711.野村吉三郎海軍大将(11)第三艦隊司令長官を務めた功績により功二級金鵄勲章を授与された

2019年11月08日 | 野村吉三郎海軍大将

 「野村吉三郎」(木場浩介編・野村吉三郎伝記刊行会・897頁・1961年)には、野村吉三郎が、明治三十九年四月一日付けで、日露戦争の功により、功五級金鵄勲章、年金三百円、勲五等旭日章を授与されたとなっている。

 だが、「悲運の大使 野村吉三郎」(豊田穣・講談社・409頁・1992年)によると、「陸海軍将官人事総覧」(外山操・芙蓉書房・385頁・1981年)には、金鵄勲章の記載がないと述べている。

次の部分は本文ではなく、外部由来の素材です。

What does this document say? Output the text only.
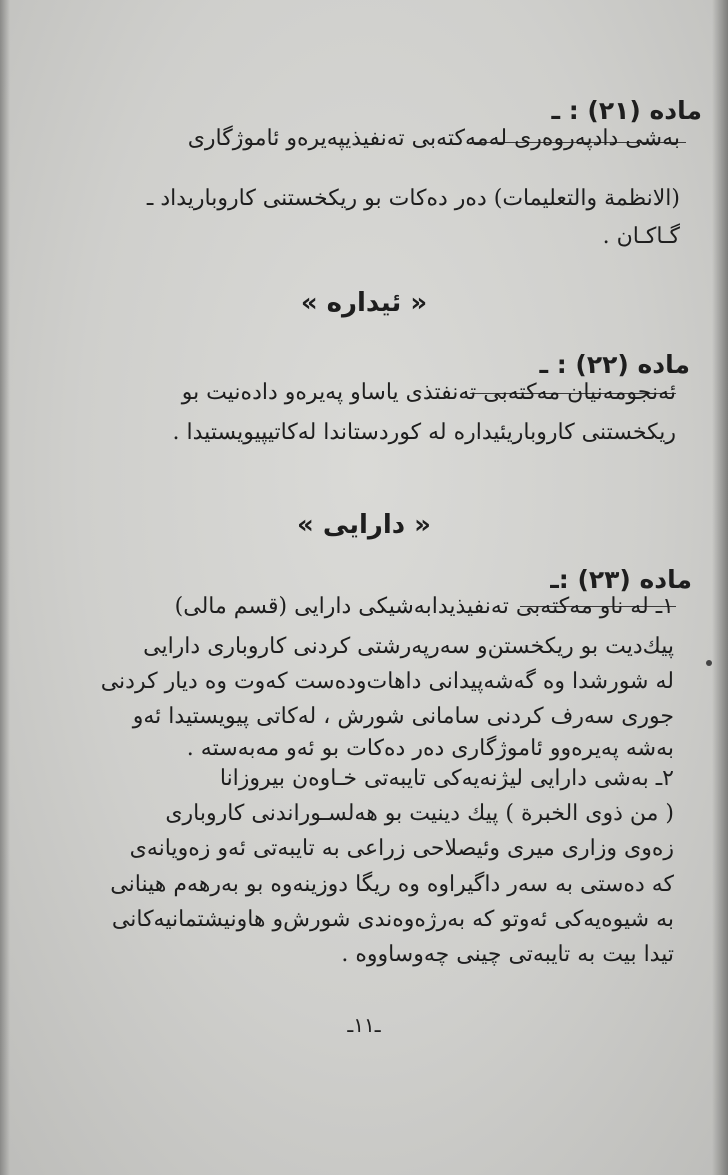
ماده (٢١) : ـ
بەشی دادپەروەری لەمەکتەبی تەنفیذیپەیرەو ئاموژگاری
(الانظمة والتعلیمات) دەر دەکات بو ریکخستنی کاروباریداد ـ
گـاکـان .
« ئیدارە »
ماده (٢٢) : ـ
ئەنجومەنیان مەکتەبی تەنفتذی یاساو پەیرەو دادەنیت بو
ریکخستنی کاروباریئیدارە لە کوردستاندا لەکاتیپیویستیدا .
« دارایی »
ماده (٢٣) :ـ
١ـ لە ناو مەکتەبی تەنفیذیدابەشیکی دارایی (قسم مالی)
پیك‌دیت بو ریکخستن‌و سەرپەرشتی کردنی کاروباری دارایی
لە شورشدا وە گەشەپیدانی داهات‌ودەست کەوت وە دیار کردنی
جوری سەرف کردنی سامانی شورش ، لەکاتی پیویستیدا ئەو
بەشە پەیرەوو ئاموژگاری دەر دەکات بو ئەو مەبەستە .
٢ـ بەشی دارایی لیژنەیەکی تایبەتی خـاوەن بیروزانا
( من ذوی الخبرة ) پیك دینیت بو هەلسـوراندنی کاروباری
زەوی وزاری میری وئیصلاحی زراعی بە تایبەتی ئەو زەویانەی
کە دەستی بە سەر داگیراوە وە ریگا دوزینەوە بو بەرهەم هینانی
بە شیوەیەکی ئەوتو کە بەرژەوەندی شورش‌و هاونیشتمانیەکانی
تیدا بیت بە تایبەتی چینی چەوساووە .
ـ١١ـ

 野村吉三郎大尉と海軍兵学校二六期の同期生に、清河純一(きよかわ・じゅんいち)大尉(鹿児島・海兵二六・一〇番・海大五・首席・海軍大学校甲種学生・伏見宮博恭王(中佐)附武官・少佐・防護巡洋艦「音羽」副長・東伏見宮依仁親王(大佐)附武官・横須賀予備艦隊中佐参謀心得・軍令部参謀兼陸軍大学校兵学教官・中佐・海軍大学校教官・第二艦隊参謀・海軍大学校教官兼陸軍大学校兵学教官・大佐・軍令部第一班第一課長・兼海軍大学校教官・欧米各国出張・国連海軍代表随員・少将・国連海軍代表・軍令部参謀兼海軍大学校教官・中将・第五戦隊司令官・鎮海警備府司令長官・舞鶴鎮守府司令長官・予備役・昭和十年三月死去・享年五十七歳・正四位・功四級)がいる。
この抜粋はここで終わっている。